Berbick was of course knocked silly by a rampaging Tyson in November of 1986, this Berbick’s most famous and most widely viewed fight. The 32-year-old, who had edged Pinklon Thomas (who had fallen into a battle with drugs around this time) to take the WBC title, was never the same again. Berbick seemed to have lost the plot in later years, even claiming he had been drugged ahead of the Tyson fight, and that the shot “Iron Mike” took him out with actually missed. Quite amazingly, Berbick had over 20 further fights after being ruined by Tyson.

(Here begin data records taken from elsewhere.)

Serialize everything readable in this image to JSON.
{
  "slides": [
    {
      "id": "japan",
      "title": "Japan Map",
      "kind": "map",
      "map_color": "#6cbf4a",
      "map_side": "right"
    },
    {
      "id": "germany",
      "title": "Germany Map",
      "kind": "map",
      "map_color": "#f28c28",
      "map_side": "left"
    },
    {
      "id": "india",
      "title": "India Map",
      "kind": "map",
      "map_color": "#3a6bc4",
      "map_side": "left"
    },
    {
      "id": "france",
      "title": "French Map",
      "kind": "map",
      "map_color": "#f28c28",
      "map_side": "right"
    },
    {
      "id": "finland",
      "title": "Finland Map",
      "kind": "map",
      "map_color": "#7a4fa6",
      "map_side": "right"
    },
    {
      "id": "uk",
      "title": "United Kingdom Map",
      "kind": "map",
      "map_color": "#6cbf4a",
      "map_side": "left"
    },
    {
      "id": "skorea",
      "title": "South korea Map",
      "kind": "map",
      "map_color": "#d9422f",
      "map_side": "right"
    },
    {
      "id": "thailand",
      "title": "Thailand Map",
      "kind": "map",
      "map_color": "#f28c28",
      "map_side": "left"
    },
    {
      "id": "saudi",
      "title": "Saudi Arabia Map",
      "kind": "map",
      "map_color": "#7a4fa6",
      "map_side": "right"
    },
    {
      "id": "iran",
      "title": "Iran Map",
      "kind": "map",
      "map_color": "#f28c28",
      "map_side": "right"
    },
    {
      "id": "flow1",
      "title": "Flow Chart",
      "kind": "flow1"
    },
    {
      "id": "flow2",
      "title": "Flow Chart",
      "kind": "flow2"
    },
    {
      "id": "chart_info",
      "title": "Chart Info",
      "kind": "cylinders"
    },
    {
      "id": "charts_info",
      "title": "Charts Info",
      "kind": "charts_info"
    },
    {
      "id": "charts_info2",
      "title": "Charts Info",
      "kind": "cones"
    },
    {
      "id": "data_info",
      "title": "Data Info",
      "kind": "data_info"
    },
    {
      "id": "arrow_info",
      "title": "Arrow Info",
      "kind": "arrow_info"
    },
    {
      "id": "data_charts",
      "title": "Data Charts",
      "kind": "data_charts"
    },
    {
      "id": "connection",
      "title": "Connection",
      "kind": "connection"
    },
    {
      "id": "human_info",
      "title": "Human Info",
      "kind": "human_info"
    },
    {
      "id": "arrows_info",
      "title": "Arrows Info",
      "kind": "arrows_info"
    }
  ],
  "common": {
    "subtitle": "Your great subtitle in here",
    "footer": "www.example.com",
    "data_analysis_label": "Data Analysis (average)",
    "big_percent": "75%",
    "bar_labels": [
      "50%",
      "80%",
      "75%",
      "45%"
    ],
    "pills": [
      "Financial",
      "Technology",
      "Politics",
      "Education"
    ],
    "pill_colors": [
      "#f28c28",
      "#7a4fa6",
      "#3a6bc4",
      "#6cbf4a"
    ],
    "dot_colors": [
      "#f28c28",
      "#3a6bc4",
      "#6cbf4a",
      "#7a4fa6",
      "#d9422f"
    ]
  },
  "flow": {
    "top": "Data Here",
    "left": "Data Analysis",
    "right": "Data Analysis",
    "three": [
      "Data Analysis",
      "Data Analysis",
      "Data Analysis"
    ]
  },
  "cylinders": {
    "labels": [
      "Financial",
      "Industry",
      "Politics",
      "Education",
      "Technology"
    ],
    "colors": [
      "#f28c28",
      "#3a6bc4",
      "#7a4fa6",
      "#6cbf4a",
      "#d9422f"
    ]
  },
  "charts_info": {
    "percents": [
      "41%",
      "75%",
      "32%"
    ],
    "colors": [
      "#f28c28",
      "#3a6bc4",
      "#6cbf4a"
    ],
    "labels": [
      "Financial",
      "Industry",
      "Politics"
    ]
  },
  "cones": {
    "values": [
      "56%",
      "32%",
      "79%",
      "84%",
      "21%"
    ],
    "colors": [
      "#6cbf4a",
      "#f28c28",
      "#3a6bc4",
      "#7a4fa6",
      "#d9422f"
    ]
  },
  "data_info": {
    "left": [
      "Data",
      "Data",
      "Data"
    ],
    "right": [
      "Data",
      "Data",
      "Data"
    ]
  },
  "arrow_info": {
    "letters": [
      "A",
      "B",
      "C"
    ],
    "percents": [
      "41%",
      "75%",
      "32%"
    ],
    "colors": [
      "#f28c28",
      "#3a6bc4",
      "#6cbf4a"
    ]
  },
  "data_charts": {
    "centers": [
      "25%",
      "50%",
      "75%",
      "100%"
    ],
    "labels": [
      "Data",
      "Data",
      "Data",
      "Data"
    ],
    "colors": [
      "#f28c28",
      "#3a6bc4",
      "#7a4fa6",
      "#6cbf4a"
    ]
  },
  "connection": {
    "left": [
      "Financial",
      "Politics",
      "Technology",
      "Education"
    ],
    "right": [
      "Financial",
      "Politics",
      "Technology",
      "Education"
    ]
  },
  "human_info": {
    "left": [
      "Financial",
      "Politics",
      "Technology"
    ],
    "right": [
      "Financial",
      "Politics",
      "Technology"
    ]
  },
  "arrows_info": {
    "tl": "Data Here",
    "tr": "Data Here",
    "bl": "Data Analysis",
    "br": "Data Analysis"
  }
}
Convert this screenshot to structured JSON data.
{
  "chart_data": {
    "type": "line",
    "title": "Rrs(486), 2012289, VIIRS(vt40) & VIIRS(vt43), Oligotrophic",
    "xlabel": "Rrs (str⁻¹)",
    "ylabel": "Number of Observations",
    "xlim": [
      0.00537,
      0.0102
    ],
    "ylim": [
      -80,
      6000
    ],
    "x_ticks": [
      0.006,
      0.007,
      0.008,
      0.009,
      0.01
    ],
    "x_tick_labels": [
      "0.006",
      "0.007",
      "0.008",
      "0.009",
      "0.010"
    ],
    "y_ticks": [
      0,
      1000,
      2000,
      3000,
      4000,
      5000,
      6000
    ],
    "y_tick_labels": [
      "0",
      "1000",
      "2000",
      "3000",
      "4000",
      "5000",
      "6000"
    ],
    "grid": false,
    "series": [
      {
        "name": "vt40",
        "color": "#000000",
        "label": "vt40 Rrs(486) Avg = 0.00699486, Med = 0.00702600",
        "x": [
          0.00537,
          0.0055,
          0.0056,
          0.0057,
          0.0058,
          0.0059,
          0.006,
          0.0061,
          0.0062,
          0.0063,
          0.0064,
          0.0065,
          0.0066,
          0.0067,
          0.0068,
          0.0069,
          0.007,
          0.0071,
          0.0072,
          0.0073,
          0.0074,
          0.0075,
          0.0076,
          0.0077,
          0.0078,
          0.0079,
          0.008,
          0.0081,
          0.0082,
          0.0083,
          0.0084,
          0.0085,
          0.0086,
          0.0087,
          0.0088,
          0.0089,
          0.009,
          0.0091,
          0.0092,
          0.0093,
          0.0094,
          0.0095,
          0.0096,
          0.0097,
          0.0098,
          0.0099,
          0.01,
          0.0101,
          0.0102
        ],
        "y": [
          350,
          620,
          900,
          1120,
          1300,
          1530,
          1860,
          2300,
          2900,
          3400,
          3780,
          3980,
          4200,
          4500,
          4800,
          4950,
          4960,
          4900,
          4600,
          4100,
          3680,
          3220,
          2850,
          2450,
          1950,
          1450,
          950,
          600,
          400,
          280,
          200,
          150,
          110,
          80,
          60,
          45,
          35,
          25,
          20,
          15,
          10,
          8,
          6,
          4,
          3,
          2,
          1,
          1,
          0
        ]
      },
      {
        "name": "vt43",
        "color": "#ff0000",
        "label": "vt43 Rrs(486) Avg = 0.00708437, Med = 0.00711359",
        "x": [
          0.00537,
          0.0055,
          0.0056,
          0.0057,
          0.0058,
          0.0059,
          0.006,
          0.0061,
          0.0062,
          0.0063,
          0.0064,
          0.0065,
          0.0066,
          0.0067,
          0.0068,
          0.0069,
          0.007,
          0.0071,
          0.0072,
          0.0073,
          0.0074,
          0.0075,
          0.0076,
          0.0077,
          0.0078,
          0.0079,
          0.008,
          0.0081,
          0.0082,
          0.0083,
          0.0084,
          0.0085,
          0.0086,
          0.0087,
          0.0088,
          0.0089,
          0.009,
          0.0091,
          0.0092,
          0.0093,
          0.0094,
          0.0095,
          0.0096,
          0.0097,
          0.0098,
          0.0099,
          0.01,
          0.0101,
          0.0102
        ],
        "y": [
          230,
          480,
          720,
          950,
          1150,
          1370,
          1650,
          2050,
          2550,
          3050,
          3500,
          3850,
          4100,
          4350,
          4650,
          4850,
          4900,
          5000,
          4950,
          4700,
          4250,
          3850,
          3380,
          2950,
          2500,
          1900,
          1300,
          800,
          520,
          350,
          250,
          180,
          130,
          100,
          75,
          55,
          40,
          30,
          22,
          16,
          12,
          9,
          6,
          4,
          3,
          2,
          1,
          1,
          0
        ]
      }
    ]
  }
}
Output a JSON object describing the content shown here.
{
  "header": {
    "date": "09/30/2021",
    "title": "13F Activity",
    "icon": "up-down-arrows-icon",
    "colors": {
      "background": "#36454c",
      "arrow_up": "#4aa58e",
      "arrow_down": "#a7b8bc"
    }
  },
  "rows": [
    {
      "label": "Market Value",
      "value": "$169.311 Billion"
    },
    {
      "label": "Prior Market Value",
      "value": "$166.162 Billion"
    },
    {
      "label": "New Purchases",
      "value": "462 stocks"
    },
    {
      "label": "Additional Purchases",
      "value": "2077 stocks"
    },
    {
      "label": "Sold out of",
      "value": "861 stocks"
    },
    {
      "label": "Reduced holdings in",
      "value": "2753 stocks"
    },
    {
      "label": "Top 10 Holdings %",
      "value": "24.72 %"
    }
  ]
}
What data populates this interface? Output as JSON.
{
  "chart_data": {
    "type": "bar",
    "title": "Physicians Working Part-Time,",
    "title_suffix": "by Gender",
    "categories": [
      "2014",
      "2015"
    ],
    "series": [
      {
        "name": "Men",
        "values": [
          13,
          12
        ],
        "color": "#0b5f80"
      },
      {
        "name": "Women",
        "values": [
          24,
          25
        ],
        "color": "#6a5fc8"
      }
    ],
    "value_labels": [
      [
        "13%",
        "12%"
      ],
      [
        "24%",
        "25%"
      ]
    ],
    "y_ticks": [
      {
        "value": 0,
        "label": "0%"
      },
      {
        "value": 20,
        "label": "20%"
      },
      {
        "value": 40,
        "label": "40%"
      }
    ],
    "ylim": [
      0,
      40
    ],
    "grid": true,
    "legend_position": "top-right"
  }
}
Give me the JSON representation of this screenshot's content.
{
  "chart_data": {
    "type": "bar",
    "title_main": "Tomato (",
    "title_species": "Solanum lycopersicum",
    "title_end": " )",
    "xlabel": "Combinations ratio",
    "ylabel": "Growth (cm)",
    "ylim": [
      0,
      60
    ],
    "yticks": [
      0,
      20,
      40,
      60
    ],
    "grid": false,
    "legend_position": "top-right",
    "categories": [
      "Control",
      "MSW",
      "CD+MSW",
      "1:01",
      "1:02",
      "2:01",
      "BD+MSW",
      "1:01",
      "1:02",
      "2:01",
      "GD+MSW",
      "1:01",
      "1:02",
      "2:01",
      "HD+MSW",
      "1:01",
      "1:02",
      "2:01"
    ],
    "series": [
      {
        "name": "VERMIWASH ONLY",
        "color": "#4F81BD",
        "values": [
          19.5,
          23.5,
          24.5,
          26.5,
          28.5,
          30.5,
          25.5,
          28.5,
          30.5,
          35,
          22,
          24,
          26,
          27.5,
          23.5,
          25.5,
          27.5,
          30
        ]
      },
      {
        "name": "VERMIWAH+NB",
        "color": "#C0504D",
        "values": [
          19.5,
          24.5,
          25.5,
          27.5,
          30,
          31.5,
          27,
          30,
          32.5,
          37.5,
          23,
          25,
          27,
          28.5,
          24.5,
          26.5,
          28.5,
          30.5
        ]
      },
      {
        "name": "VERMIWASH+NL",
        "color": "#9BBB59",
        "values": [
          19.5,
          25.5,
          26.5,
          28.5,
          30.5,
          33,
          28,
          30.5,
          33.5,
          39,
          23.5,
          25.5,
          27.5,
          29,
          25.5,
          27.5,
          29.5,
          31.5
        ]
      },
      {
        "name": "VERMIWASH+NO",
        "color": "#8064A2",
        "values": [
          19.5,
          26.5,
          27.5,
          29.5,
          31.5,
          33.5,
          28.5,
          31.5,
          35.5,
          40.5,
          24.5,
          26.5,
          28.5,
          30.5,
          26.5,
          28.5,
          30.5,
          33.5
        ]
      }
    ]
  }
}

Berbick fell foul of the law in 1992, when he was convicted of raping the baby sitter of his children. Sentenced to five years in prison, Berbick, who claimed his innocence, was freed after serving 15 months. Berbick resumed his boxing career in 1994, before he was deported from the U.S to Canada; this for violating his parole after he had been jailed for another crime, this of assaulting his former business manager. Worse still for the now 40-something, Berbick failed a brain scan, a blood clot having been detected.
This was in 2000 and Berbick finished with a 50-11-1 record. Berbick returned to Jamaica in 2002, where he occasionally got into trouble committing petty offences. Then, in the dark hours of the morning of October 28th in 2006, Berbick met his end. Very few tributes were written about the former WBC heavyweight champion at the time of his murder, the sordid element of his life proving more interesting.
Again, Trevor Berbick was no saint, yet he met as cruel an ending to his days as anyone could care to dare to conjure up.